Эта история произошла с одним из моих коллег, военных медиков. И если бы действо не разворачивалось практически на моих глазах, я бы, скорее всего, в неё не поверил.
В юности один молодой человек, назовем его Саша, очень не хотел служить в армии. Он жил в небольшом районном городке и искренне считал, что служба – это потеря двух лет жизни, за которые он многое успеет. Пробовал косить – не получилось – здоров, как лось, пробовал найти продажного военкома – тоже как-то не срослось, то ли денег не было, то ли военкомы честные. Тогда Саша решил учиться. И обязательно в университете с военной кафедрой. В столичный медицинский он с первого раза не поступил, хоть и очень старался. Не хватило баллов.

Попробовал уговорить военкома – мол, дайте отсрочку всего один год, я хочу на подготовительное отделение.

- Подготовительное отделение – это не причина для отсрочки! – отрезал военком.

- Мне очень надо, - ныл Саша.

- А у меня план по призыву горит!

И не дал. Кроме того пригрозил:

- Будешь выпендриваться – я тебя в самые гнилые войска пошлю! Ты у меня из болота всю службу не вылезешь!

Саша бросился подавать документы в медучилище своего райцентра – куда там, все сроки давно прошли.

А тут и повестка в военкомат подоспела. Саша перечитал её с кислой физиономией и решил бежать. Бежал он не просто так. Саша уехал в столицу, подал документы на подготовительное отделение медицинского и стал прятаться.

Целый год Саша скитался по съемным комнатам и случайным знакомым, потому что для того, чтобы заселиться в общежитие, необходимо было стать на учет в местном военкомате. Вздрагивал при виде людей в форме и раз в месяц робко звонил домой. Мобильников тогда не было. Поэтому звонил из телефонов-автоматов и отделений почты. Чтоб не вычислили.

К слову, родители тоже были целиком на Сашиной стороне.
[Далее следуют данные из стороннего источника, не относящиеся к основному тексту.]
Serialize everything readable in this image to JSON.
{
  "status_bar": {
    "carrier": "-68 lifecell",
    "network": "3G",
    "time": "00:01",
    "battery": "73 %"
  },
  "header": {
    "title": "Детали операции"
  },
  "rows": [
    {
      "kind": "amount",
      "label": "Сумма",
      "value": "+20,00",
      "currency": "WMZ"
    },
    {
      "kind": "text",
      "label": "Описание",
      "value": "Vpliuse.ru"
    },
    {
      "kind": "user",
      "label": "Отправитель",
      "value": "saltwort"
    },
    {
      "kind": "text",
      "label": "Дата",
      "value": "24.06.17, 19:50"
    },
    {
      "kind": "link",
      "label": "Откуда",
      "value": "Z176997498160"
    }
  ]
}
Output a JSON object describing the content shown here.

Собрали вещи и слиняли с места прописки на другую квартиру. Поэтому всю бурю возмущения военкома принял на себя сосед Миша.

Про соседа Мишу надо рассказать отдельно. Это был, что называется свой человек и врожденный тролль. В свое время он отслужил в стройбате и возможности поприкалываться над офицером-военкомом не упустил.
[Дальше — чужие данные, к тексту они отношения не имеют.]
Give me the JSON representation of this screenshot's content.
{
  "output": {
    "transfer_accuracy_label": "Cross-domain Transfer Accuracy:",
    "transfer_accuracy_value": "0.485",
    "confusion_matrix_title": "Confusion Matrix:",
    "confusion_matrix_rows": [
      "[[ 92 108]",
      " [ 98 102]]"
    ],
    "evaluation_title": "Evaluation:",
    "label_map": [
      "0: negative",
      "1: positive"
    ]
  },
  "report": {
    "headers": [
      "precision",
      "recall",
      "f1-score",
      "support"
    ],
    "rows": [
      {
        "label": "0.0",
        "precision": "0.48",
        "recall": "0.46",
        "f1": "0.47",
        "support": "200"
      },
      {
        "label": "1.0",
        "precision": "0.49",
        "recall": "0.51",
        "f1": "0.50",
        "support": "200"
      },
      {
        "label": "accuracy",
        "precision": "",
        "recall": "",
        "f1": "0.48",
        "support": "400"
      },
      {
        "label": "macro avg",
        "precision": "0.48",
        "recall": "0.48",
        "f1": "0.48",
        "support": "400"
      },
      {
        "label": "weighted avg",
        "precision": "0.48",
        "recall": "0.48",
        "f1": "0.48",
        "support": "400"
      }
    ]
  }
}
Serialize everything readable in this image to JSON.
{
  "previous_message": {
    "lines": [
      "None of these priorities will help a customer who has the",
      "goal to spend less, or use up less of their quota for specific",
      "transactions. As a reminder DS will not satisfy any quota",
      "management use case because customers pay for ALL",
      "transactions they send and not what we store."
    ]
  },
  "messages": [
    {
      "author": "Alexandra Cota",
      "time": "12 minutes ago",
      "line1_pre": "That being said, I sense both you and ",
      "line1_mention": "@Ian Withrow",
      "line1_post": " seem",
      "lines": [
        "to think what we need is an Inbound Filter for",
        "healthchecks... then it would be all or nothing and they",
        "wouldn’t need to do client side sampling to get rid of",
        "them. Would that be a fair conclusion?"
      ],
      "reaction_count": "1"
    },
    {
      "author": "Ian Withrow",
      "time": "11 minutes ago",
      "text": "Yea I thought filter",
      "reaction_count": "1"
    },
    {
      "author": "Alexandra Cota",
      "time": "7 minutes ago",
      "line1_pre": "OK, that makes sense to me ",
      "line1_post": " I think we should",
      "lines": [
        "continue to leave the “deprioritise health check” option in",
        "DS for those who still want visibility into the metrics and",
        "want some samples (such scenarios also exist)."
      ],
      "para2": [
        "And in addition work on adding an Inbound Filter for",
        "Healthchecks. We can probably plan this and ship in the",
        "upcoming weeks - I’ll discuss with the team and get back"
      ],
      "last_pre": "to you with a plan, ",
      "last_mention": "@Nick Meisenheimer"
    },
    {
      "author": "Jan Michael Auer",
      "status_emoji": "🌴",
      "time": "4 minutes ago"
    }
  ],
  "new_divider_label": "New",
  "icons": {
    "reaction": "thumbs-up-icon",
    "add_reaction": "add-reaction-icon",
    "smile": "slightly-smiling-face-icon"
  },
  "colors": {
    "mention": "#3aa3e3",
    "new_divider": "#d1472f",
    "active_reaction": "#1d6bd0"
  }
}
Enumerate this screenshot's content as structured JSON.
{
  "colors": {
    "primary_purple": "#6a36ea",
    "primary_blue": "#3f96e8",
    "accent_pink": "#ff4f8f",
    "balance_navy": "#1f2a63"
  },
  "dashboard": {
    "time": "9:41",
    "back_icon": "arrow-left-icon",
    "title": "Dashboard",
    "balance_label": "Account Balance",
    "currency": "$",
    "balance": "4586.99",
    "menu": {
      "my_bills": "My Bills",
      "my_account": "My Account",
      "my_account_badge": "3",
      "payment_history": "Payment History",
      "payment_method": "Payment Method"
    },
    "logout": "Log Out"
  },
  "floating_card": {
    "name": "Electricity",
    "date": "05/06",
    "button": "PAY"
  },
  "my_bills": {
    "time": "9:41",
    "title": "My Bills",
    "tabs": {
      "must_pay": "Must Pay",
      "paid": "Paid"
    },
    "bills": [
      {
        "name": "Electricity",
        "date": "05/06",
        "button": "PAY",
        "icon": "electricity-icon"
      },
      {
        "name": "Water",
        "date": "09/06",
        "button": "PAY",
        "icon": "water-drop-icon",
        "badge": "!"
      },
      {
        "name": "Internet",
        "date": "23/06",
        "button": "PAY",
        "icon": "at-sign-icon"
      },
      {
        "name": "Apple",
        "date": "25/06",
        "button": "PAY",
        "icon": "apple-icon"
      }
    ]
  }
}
В очередной раз Саша звонит соседу.

- Ну, как там обстановка?

- Не приезжай, - резко отвечает сосед.

- Почему? – пролепетал Саша.

- Сплю я, как белый человек. Полпервого ночи, между прочим. А тут звонок в дверь! Открываю. Стоит твой военком с каким-то ментом. Мол, Александр Убегайло по соседству проживает? Проживает – говорю. Как давно вы его видели? Полгода не видел. Уехал куда-то. Они давай к тебе в двери ломиться. А там никого нет. Твои тоже не живут, а ваши кактусы, которые я поливаю, вряд ли смогут дверь открыть. Короче, военком мне бумажку протягивает. Подпишите, что мы приходили. Я ему – не буду подписывать, я уже служил, опять в армию не пойду. Военком – это не повестка, это ваше обещание, что в случае, если этот Убегайло появится, вы мне позвоните. С превеликим удовольствием – говорю. Мне этот Саша сразу не понравился. Бледный он какой-то, худой. Наркоман, наверное. И тапочки из общего коридора пропадали все время. Военком ушел, а я разнервничался что-то, вышел на балкон покурить. Смотрю – под балконом ещё две темные тени дежурят. Это тебя ловили, если ты вдруг со второго этажа прыгать станешь. Так что – не приезжай.
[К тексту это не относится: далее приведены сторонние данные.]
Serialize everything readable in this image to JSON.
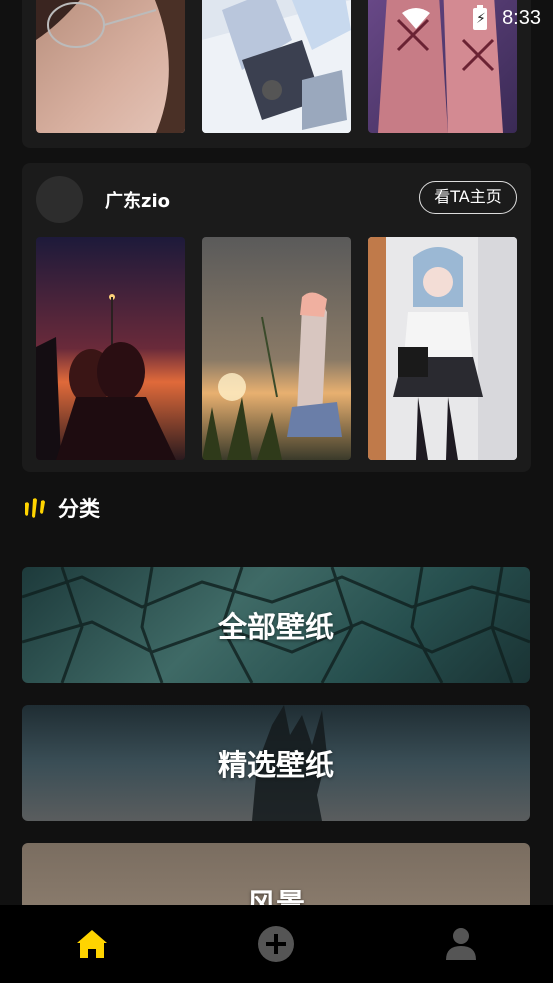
{
  "status_bar": {
    "time": "8:33",
    "icons": [
      "wifi-icon",
      "battery-charging-icon"
    ]
  },
  "top_card": {
    "thumbnails": [
      "girl-glasses-wallpaper",
      "anime-snow-wallpaper",
      "anime-kimono-wallpaper"
    ]
  },
  "user_card": {
    "username": "广东zio",
    "profile_button": "看TA主页",
    "thumbnails": [
      "sunset-couple-wallpaper",
      "girl-flower-sunset-wallpaper",
      "anime-schoolgirl-wallpaper"
    ]
  },
  "categories_section": {
    "title": "分类",
    "items": [
      {
        "label": "全部壁纸"
      },
      {
        "label": "精选壁纸"
      },
      {
        "label": "风景"
      }
    ]
  },
  "bottom_nav": {
    "items": [
      "home-icon",
      "add-icon",
      "profile-icon"
    ],
    "active_color": "#FFD400",
    "inactive_color": "#555555"
  },
  "colors": {
    "accent": "#FFD400",
    "background": "#111111",
    "card": "#1B1B1B"
  }
}
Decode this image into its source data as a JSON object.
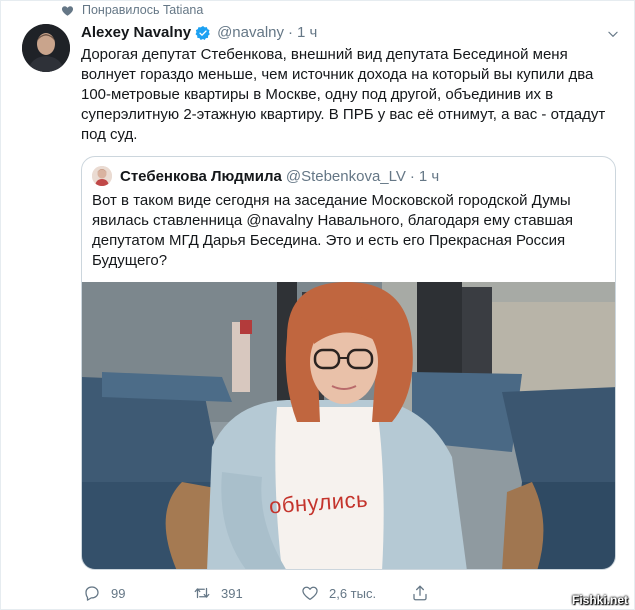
{
  "social_context": {
    "text": "Понравилось Tatiana",
    "icon": "heart-icon"
  },
  "tweet": {
    "author_name": "Alexey Navalny",
    "author_handle": "@navalny",
    "separator": "·",
    "time": "1 ч",
    "verified": true,
    "text": "Дорогая депутат Стебенкова, внешний вид депутата Бесединой меня волнует гораздо меньше, чем источник дохода на который вы купили два 100-метровые квартиры в Москве, одну под другой, объединив их в суперэлитную 2-этажную квартиру. В ПРБ у вас её отнимут, а вас - отдадут под суд."
  },
  "quoted_tweet": {
    "author_name": "Стебенкова Людмила",
    "author_handle": "@Stebenkova_LV",
    "separator": "·",
    "time": "1 ч",
    "text": "Вот в таком виде сегодня на заседание Московской городской Думы явилась ставленница @navalny Навального, благодаря ему ставшая депутатом МГД Дарья Беседина. Это и есть его Прекрасная Россия Будущего?",
    "media": {
      "shirt_text": "обнулись"
    }
  },
  "actions": {
    "reply_count": "99",
    "retweet_count": "391",
    "like_count": "2,6 тыс."
  },
  "watermark": "Fishki.net",
  "colors": {
    "text_primary": "#14171a",
    "text_secondary": "#657786",
    "verified_blue": "#1da1f2",
    "border": "#ccd6dd",
    "shirt_text_red": "#c4342c"
  }
}
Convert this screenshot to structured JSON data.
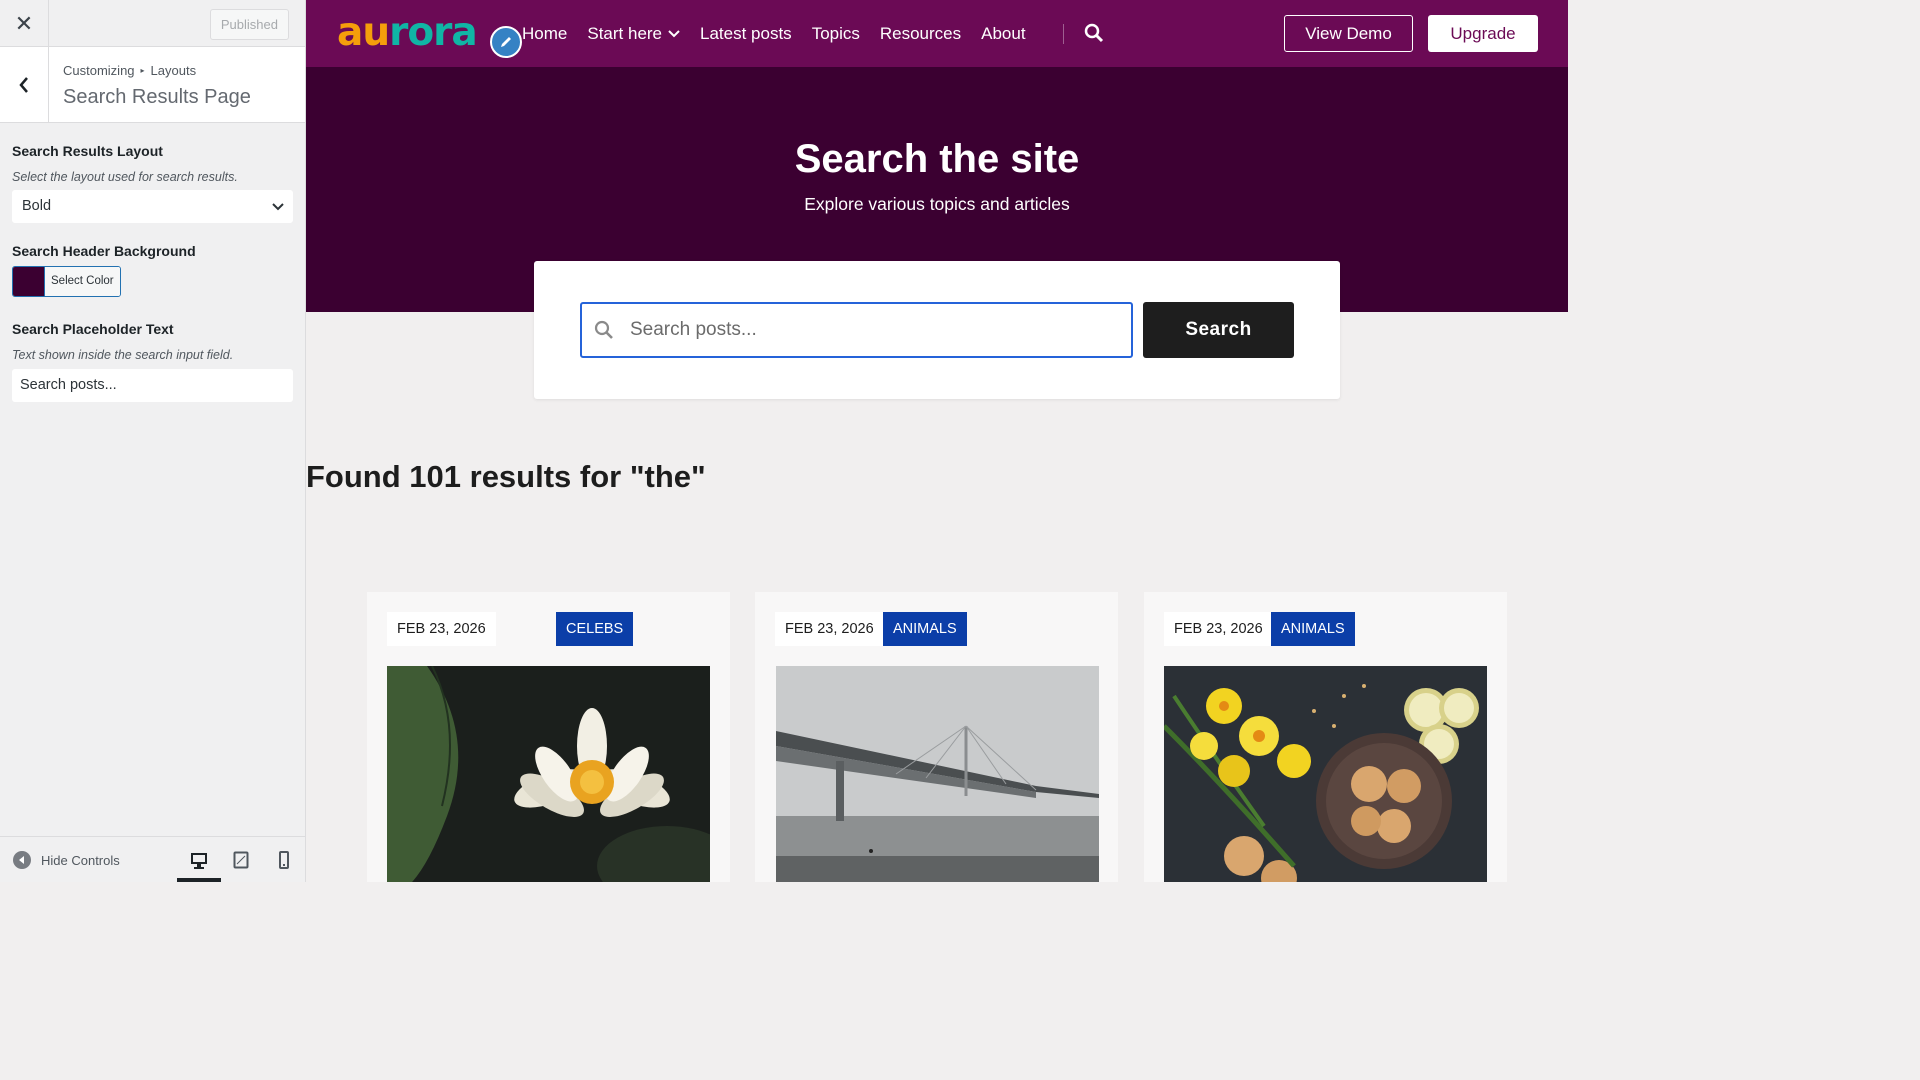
{
  "customizer": {
    "published_label": "Published",
    "breadcrumb_root": "Customizing",
    "breadcrumb_section": "Layouts",
    "panel_title": "Search Results Page",
    "controls": {
      "layout_label": "Search Results Layout",
      "layout_desc": "Select the layout used for search results.",
      "layout_value": "Bold",
      "bg_label": "Search Header Background",
      "bg_color": "#3b0031",
      "bg_button": "Select Color",
      "placeholder_label": "Search Placeholder Text",
      "placeholder_desc": "Text shown inside the search input field.",
      "placeholder_value": "Search posts..."
    },
    "footer": {
      "hide_controls": "Hide Controls",
      "devices": [
        "desktop-icon",
        "tablet-icon",
        "mobile-icon"
      ],
      "active_device": "desktop"
    }
  },
  "site": {
    "logo": {
      "part1": "au",
      "part2": "rora"
    },
    "nav": [
      "Home",
      "Start here",
      "Latest posts",
      "Topics",
      "Resources",
      "About"
    ],
    "view_demo": "View Demo",
    "upgrade": "Upgrade",
    "colors": {
      "topbar": "#6b0a55",
      "hero": "#3b0031",
      "category": "#0b3ea8"
    }
  },
  "hero": {
    "title": "Search the site",
    "subtitle": "Explore various topics and articles",
    "search_placeholder": "Search posts...",
    "search_button": "Search"
  },
  "results": {
    "heading": "Found 101 results for \"the\"",
    "cards": [
      {
        "date": "FEB 23, 2026",
        "category": "CELEBS",
        "image": "water-lily"
      },
      {
        "date": "FEB 23, 2026",
        "category": "ANIMALS",
        "image": "foggy-bridge"
      },
      {
        "date": "FEB 23, 2026",
        "category": "ANIMALS",
        "image": "daffodils-cookies"
      }
    ]
  }
}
Саша так испугался, что вгрызся в учебу, как мангуст в шею кобры. И на вступительных экзаменах получил только высшие оценки. Поступил, короче.

Приезжает со справкой из университета в родной город. На дрожащих ногах идет в военкомат. Так, мол, и так, поступил, вот бумажка. Его сразу – к военкому.

- Убегайло, мать твою! Ты где год шляся?!

- Товарищ майор, - плачущим голосом ноет Саша. – Я учился. Вот, поступил.

- ………. (непечатные выражения, которые нельзя использовать в литературных произведениях). Мы твое дело собирались в прокуратуру передавать. Да тебя посадят, суши сухари.

Поорал, поорал, влепил какой-то астрономический штраф, но Саша был очень рад, что его не посадили.

В процессе учебы в медуниверситете, Саша вдруг проникся армейской идеей. И к последнему курсу начал искать возможности попасть на службу в качестве военного врача. В Военно-медицинском управлении не стали препятствовать порыву юного патриота. После выпуска вручили Саше офицерские погоны, переправили в документах «лейтенант запаса» на «лейтенант медицинской службы» и отправили в часть.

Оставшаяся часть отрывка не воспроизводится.